La seule solution était d'engager la réforme dans le temps. Nous demandions que les questions soient posées et que le débat s'organise pour essayer d'améliorer la situation existante. Nous demandions de renoncer aux 3,5 milliards de francs de financement des 35 heures par la CNAM. Le Gouvernement assume cette décision dont il était informé des conséquences et qui conduit à une déstabilisation pour quelques milliards de francs. Vous savez, la " main velue " de l'Etat est insatiable. La vraie question est à poser au Premier ministre qui est responsable de la cohésion nationale. D'ailleurs, je poserai votre question au Premier ministre.
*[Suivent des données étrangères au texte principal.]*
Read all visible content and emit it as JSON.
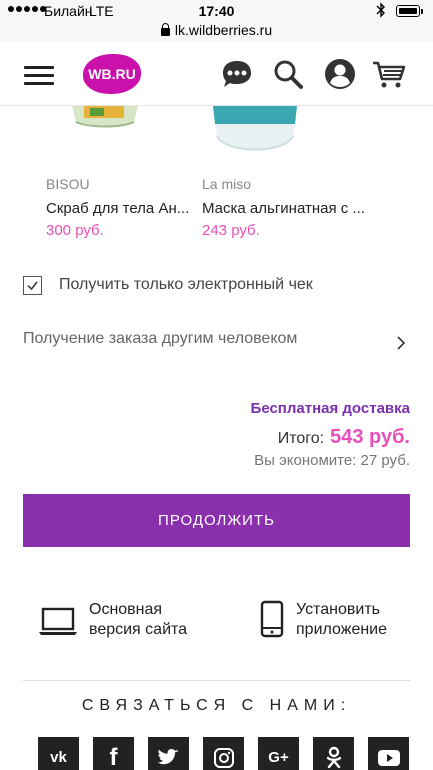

En tant que citoyen, je crois qu'il faut recréer des affectio societatis. L'énergie d'un dispositif est toujours dissipative. Parfois, il faut recréer des chocs pour renouveler la vocation de certaines personnes. Nous ne sommes plus dans de bonnes situations. La condition à notre réengagement réside dans la recréation de l'affectio societatis. Le Premier ministre n'a pas voulu solliciter cette réforme en dépit des interpellations de Nicole Notat et de moi-même. La position de Madame Notat est proche de la mienne. Nous avons laissé au Premier ministre la possibilité de se rallier non pas à la position du MEDEF mais à celle du "camp de la réforme" composé par les partenaires sociaux qui recherchent la réforme. Le Premier ministre n'a pas décidé d'ouvrir le débat.
Monsieur GAISSE
Je suis un ancien directeur d'Agence régionale d'hospitalisation. Je pense que vous commettez une erreur en évacuant la régionalisation. Toutefois, votre proposition est positive en ce sens qu'elle s'attache à créer de l'affectio societatis, c'est-à-dire des capitaines qui s'engageraient sur la production de soins. Par contre, ce que vous mettez en place fait disparaître le rôle de l'Etat qui collecte. Vous ne lui accordez plus aucun pouvoir. Son caractère de garant mérite d'être précisé. Ensuite, les partenaires sociaux disparaissent et compromettent l'image de solidarité nationale. Enfin, il faut réfléchir encore sur le fait que la recette socialisée est garantie et la dépense est libérale sous la contrainte de la capacité des capitaines à maîtriser les références professionnelles. Il va falloir trouver des cohérences. Lorsque la dépense est libérale, la recette ne devrait-elle pas l'être tout autant ? La recette ne devrait-elle pas être libérale plutôt que garantie ?
J'attire l'attention sur l'aspect régional. La France souffre de la petite taille de ses régions. Je pense que la dimension régionale est une bonne échelle pour appréhender collectivement les problèmes de santé au sens hôpital - ville.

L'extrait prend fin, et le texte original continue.